In fact one could make a thin client platform out of one of these AJAX technologies and then replace the OS with a minimal set of services, like the GEOS operating system. Feasible but highly improbable, at least on the desktop. Yet if some new device appeared, larger than a cell phone but smaller than a laptop, it's a whole new ball game. Instant-on is a feature I would dearly love to have, and it's not going to happen on Windows.

Tuesday, June 05, 2007

Speech to Text coming to cell phones

This video introduces Morpheus's upcoming speech to text technology. The reason this is important is audio bandwidth. The phone network is based on 64 kbps audio of 4 KHz bandwidth, which is fine for humans to understand but is missing a lot of the higher frequencies that speech recognition engines need to improve their accuracy. That's why phone-based speech rec uses discrete grammars, which are simpler to recognize. Desktop speech rec can do full dictation because a high-quality audio path exists.

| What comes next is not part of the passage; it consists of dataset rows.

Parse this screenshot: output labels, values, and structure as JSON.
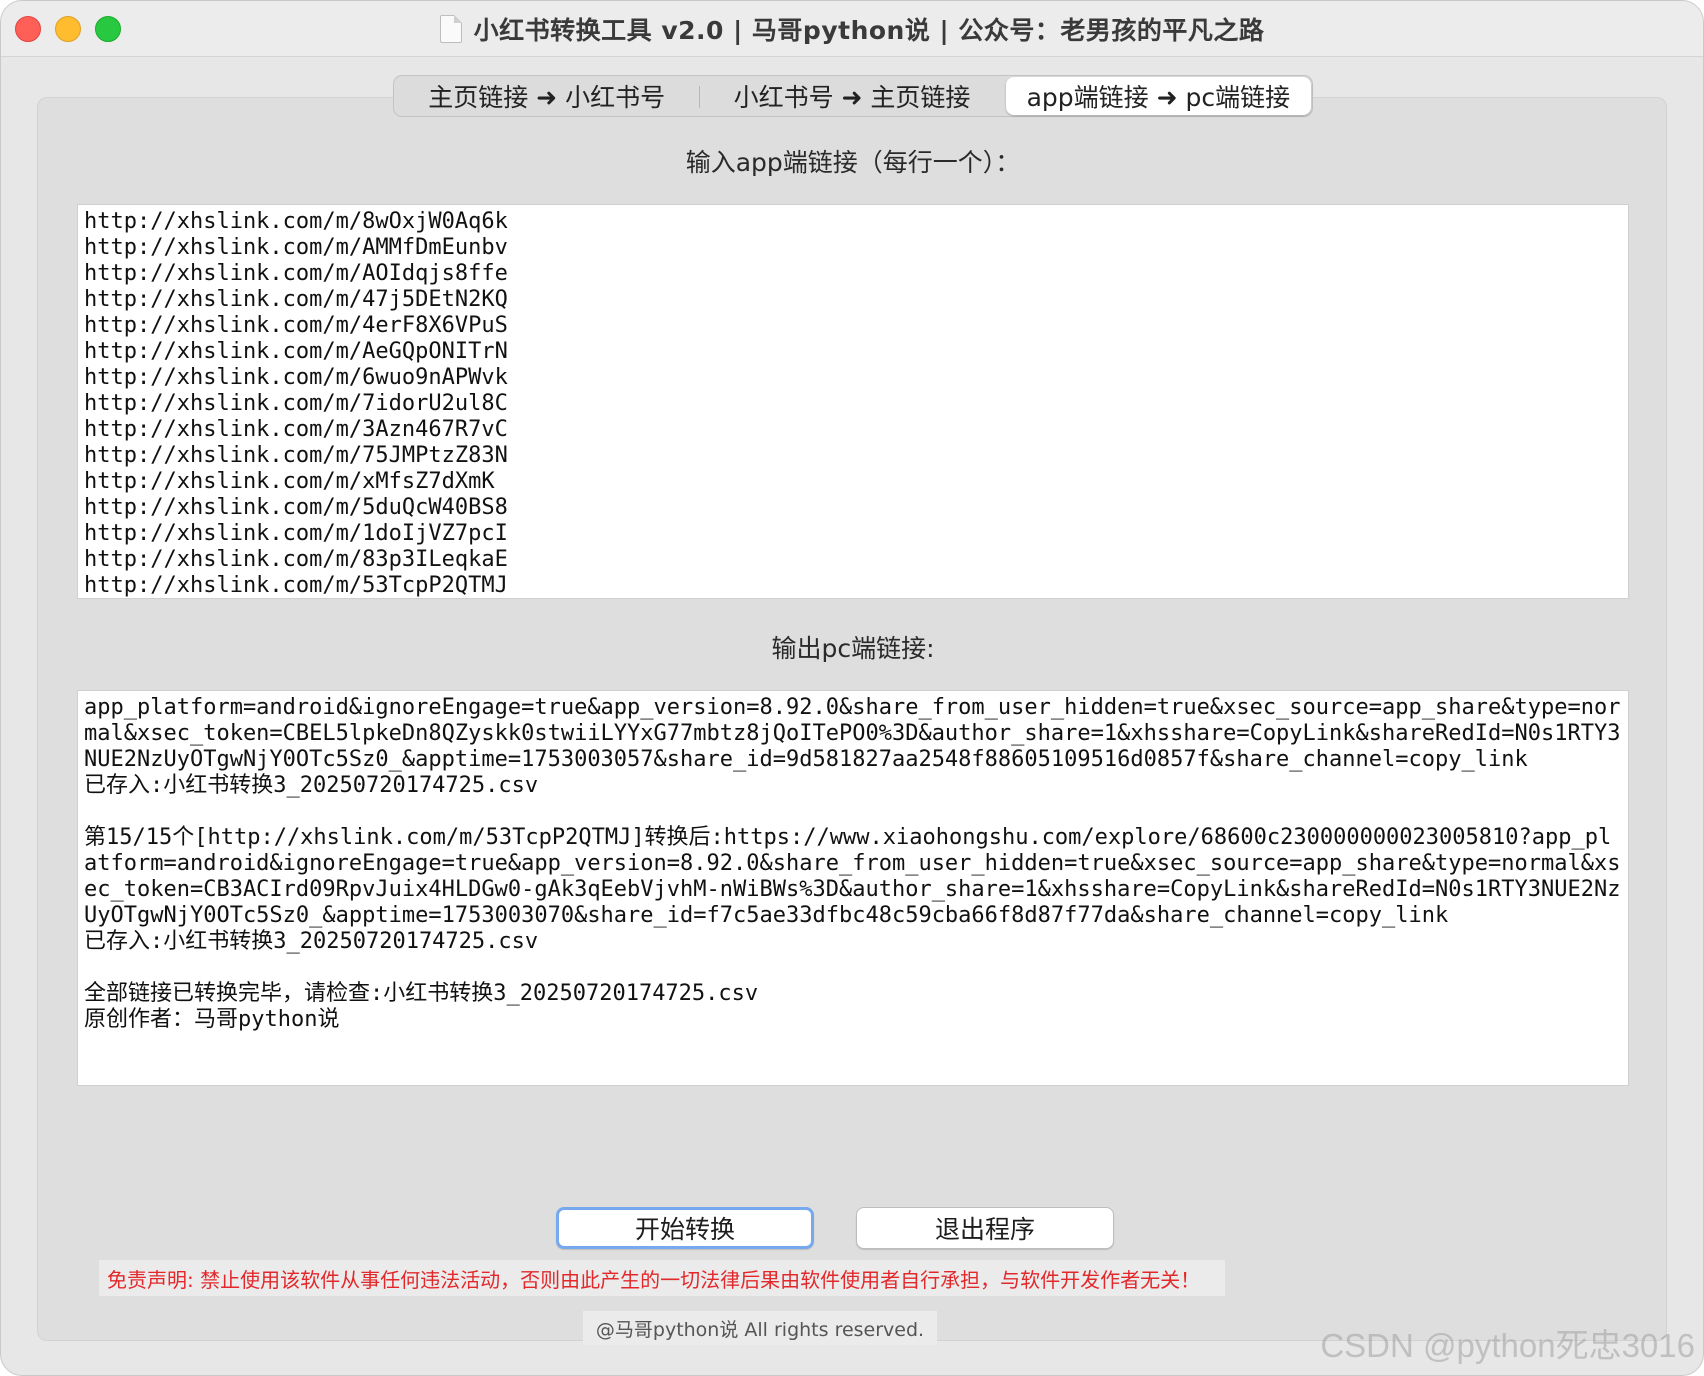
{
  "window": {
    "title": "小红书转换工具 v2.0 | 马哥python说 | 公众号：老男孩的平凡之路"
  },
  "tabs": [
    {
      "label": "主页链接 ➜ 小红书号",
      "active": false
    },
    {
      "label": "小红书号 ➜ 主页链接",
      "active": false
    },
    {
      "label": "app端链接 ➜ pc端链接",
      "active": true
    }
  ],
  "input": {
    "label": "输入app端链接（每行一个）：",
    "lines": [
      "http://xhslink.com/m/8wOxjW0Aq6k",
      "http://xhslink.com/m/AMMfDmEunbv",
      "http://xhslink.com/m/AOIdqjs8ffe",
      "http://xhslink.com/m/47j5DEtN2KQ",
      "http://xhslink.com/m/4erF8X6VPuS",
      "http://xhslink.com/m/AeGQpONITrN",
      "http://xhslink.com/m/6wuo9nAPWvk",
      "http://xhslink.com/m/7idorU2ul8C",
      "http://xhslink.com/m/3Azn467R7vC",
      "http://xhslink.com/m/75JMPtzZ83N",
      "http://xhslink.com/m/xMfsZ7dXmK",
      "http://xhslink.com/m/5duQcW40BS8",
      "http://xhslink.com/m/1doIjVZ7pcI",
      "http://xhslink.com/m/83p3ILeqkaE",
      "http://xhslink.com/m/53TcpP2QTMJ"
    ]
  },
  "output": {
    "label": "输出pc端链接:",
    "lines": [
      "app_platform=android&ignoreEngage=true&app_version=8.92.0&share_from_user_hidden=true&xsec_source=app_share&type=normal&xsec_token=CBEL5lpkeDn8QZyskk0stwiiLYYxG77mbtz8jQoITePO0%3D&author_share=1&xhsshare=CopyLink&shareRedId=N0s1RTY3NUE2NzUyOTgwNjY0OTc5Sz0_&apptime=1753003057&share_id=9d581827aa2548f88605109516d0857f&share_channel=copy_link",
      "已存入:小红书转换3_20250720174725.csv",
      "",
      "第15/15个[http://xhslink.com/m/53TcpP2QTMJ]转换后:https://www.xiaohongshu.com/explore/68600c230000000023005810?app_platform=android&ignoreEngage=true&app_version=8.92.0&share_from_user_hidden=true&xsec_source=app_share&type=normal&xsec_token=CB3ACIrd09RpvJuix4HLDGw0-gAk3qEebVjvhM-nWiBWs%3D&author_share=1&xhsshare=CopyLink&shareRedId=N0s1RTY3NUE2NzUyOTgwNjY0OTc5Sz0_&apptime=1753003070&share_id=f7c5ae33dfbc48c59cba66f8d87f77da&share_channel=copy_link",
      "已存入:小红书转换3_20250720174725.csv",
      "",
      "全部链接已转换完毕，请检查:小红书转换3_20250720174725.csv",
      "原创作者：马哥python说"
    ]
  },
  "buttons": {
    "start": "开始转换",
    "exit": "退出程序"
  },
  "disclaimer": "免责声明: 禁止使用该软件从事任何违法活动，否则由此产生的一切法律后果由软件使用者自行承担，与软件开发作者无关！",
  "footer": "@马哥python说 All rights reserved.",
  "watermark": "CSDN @python死忠3016",
  "colors": {
    "disclaimer_text": "#e3282b",
    "primary_button_ring": "#77a9ef",
    "traffic_close": "#fe5f57",
    "traffic_minimize": "#febc2e",
    "traffic_maximize": "#28c840"
  }
}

Morpheus (and others) use network-based speech rec. The user's device captures the audio and does some basic processing before streaming it as data. Network-based speech rec engines receive the data, do the recognition, and send back the recognized text. Not only does this avoid the audio bandwidth problems, it also avoids running the speech rec engine on a CPU-limited cell phone.

This still isn't perfect dictation accuracy. The Morpheus video mentions about a 10% error rate. So it's still not really ready for dictating blog posts from your phone, but the accuracy is tightly tied to CPU power which improves every year.

As the VUI design blog says, the recent acquisitions of BeVocal and TellMe is perhaps being driven by interest in network-based speech.